The Student Loan Company is unique among galactic military forces for its Mace Heads, which favor the old-school dogfighting approach at close range. It has made their forces formiddable, but few have been able to field anything like what the SLC has, for a Mace Head's ability to make quick maunuvers requires an expensive, complicated, and fragile engine.

Whoever is flying this Space Car fleet is not a veteran of the Mace Head fleets. They are clearly more used to Space Phalanx fighting. They are presenting us a solid wall of fire.

If my hunch is right, the driver of the red Ferrari is a rookie space pilot. Which means that the ancient weakness of the Phalanx formation also exists here in the latter years of the Twenty First Century. Admittedly, the Phalanx's weakness is best exploited by an enemy phalanx, but I think the Barracuda can make up the difference.

My vision begins to grow dark as we approach the enemy fleet to within flip-the-bird distance. I don't notice anyone running away from us.

But what the enemy fleet must notice, by now, is that as we close within striking distance, their wilder shots are bouncing off empty space at a distance well more than fifty feet from the Barracuda. My plan for the shield worked, at least. Let's hope it convinces one of them to vamoose.

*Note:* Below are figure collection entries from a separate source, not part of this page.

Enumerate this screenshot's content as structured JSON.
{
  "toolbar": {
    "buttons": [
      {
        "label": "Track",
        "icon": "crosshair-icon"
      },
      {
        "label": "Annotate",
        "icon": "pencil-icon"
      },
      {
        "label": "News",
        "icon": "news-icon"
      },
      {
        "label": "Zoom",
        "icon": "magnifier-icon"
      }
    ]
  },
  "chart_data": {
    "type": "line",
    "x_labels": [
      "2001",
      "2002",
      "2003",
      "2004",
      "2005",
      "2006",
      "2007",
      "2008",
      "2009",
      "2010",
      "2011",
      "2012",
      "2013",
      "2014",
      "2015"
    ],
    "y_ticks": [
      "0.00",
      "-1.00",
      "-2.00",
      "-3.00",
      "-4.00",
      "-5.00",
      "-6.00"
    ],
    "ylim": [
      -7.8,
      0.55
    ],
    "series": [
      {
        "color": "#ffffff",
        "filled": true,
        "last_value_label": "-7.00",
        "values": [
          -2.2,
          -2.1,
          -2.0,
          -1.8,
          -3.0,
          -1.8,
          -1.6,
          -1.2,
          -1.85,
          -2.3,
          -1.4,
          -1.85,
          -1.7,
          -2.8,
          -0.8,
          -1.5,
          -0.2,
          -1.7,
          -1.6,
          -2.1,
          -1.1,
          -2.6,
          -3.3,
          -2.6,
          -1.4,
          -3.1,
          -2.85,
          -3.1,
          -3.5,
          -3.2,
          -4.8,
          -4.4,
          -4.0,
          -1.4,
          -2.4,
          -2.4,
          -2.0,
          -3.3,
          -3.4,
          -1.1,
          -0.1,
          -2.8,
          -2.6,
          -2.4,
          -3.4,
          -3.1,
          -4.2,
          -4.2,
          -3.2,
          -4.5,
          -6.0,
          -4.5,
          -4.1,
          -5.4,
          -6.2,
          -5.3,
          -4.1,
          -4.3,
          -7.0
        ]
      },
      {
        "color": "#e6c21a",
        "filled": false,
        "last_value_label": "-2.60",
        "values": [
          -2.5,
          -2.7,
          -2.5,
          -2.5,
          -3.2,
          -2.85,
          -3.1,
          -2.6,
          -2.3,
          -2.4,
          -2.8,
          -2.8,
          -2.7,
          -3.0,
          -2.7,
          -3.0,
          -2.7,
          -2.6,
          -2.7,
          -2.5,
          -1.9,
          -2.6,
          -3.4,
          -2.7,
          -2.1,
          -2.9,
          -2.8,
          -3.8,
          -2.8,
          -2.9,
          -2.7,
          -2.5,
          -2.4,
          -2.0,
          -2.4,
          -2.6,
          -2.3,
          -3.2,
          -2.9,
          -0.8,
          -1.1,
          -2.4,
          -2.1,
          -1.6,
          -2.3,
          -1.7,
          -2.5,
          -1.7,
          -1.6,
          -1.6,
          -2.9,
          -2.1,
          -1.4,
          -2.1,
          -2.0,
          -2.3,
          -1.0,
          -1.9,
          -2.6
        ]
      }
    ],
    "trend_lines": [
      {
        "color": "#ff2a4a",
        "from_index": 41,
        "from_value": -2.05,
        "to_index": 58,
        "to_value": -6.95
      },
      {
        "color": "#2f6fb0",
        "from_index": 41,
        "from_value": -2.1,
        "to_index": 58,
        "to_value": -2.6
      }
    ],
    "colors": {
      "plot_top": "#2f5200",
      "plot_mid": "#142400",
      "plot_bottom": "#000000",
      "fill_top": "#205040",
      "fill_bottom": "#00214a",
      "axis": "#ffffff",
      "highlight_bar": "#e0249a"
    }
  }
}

To their credit, most of them don't. The ones in the back of the formation have no intention of moving. This is a bit of a problem, though, because the cars in the front line -- all but the ferarri -- try to break and move back through the lines, in a manner haphazard enough to make me wonder if they actually ARE veterans. You'd think a coordinated fleet would have some practiced manuver for a tactical retreat. It's something most space pilots have to learn in order to avoid the most glaring weakness of the Phalanx. Who are these people who haven't learned?

In any case, they are now entangled with their actual veterans in the back lines, which means that when the Barracuda brings its hundred-foot-wide shield to bear upon them, they can't get away.

Cars fly in every direction as the Barracuda plows through their formation. We riders of the Barracuda are shaken mightily by the impact. I let my arm fall from the battery and burn my skin on a bit of hot metal before I manage to jerk myself away from the engine. "Drive," I say through short breaths. "Get us into the ionosphere so we can get out of here."

"But what about Sword Lesbian?"

"She's got her own problems to deal with right now," says Aristede. "Look down."

I look down. There is a mass of churning water where the city of Carla Marli once stood.

"Jesus flipping Christ," I say, "I just wanted her to get the people out."

We fly into the ionosphere, away from the still-reeling enemy fleet below us. We've got a fair number of problems to deal with now, but at the very least, the Student Loan Company can't claim a complete victory.